Source: geektyrant.com
New Line Cinema released a series of new posters for Jack The Giant Slayer which play off the classic "Fee Fye Fo Fum" line from the fairy tale the movie is (loosely) based on. You can see the whole set over here.
The posters reinforce the fear sparked with the trailer (below) that the film is straying into the territory of unsettling digital playgrounds first seen in Tim Burton's Alice In Wonderland. Can we officially declare this a trend now? A disturbing one at that.
Source: youtube.com
When Alice came out in 2010 it seemed a natural progression for Burton, since his 2005 remake of Charlie and the Chocolate Factory included over 800 visual effects. One could even argue Alice's world is hallucinogenic enough to warrant the eye-candy smorgasbord. But then things got out of hand.

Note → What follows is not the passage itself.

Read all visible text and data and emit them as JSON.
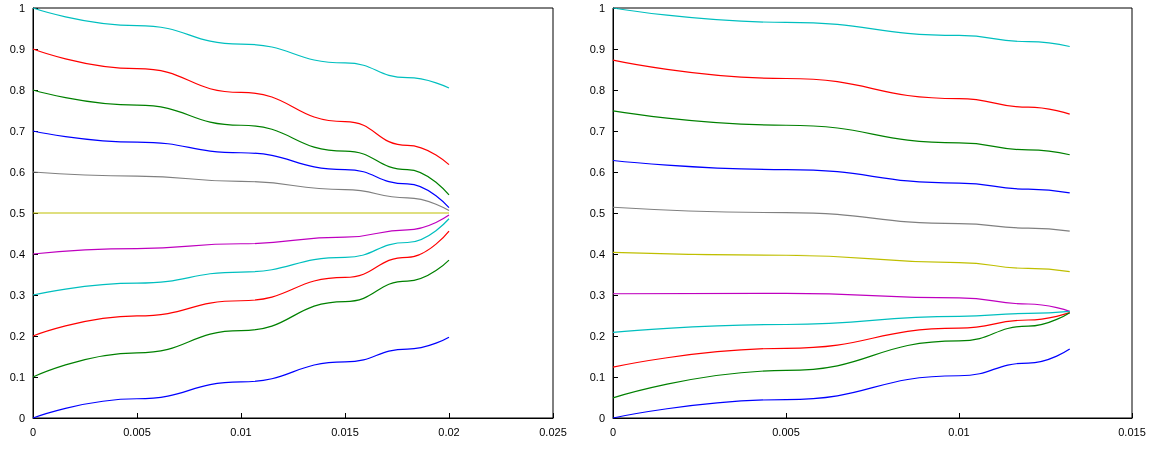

Whenever something is successful, Hollywood likes to replicate it because hey, free money. So in 2011 Sucker Punch took the concept of fully digital worlds for a darker turn. But its critical failure heralded the quick return of frenetic bubble gum universes. This year alone, Oz: The Great And Powerful and Jack The Giant Slayer are forgoing silly things like "sets."
Of course, CGI is one of the easiest ways to convey to an audience that characters aren't in Kansas anymore, so to speak, but when the only thing real on the screen is the actors (and occasionally not even then), it doesn't matter how big your effects budget is. Our brains don't like it. At all.
Please Hollywood, throw us some men in raptor costumes.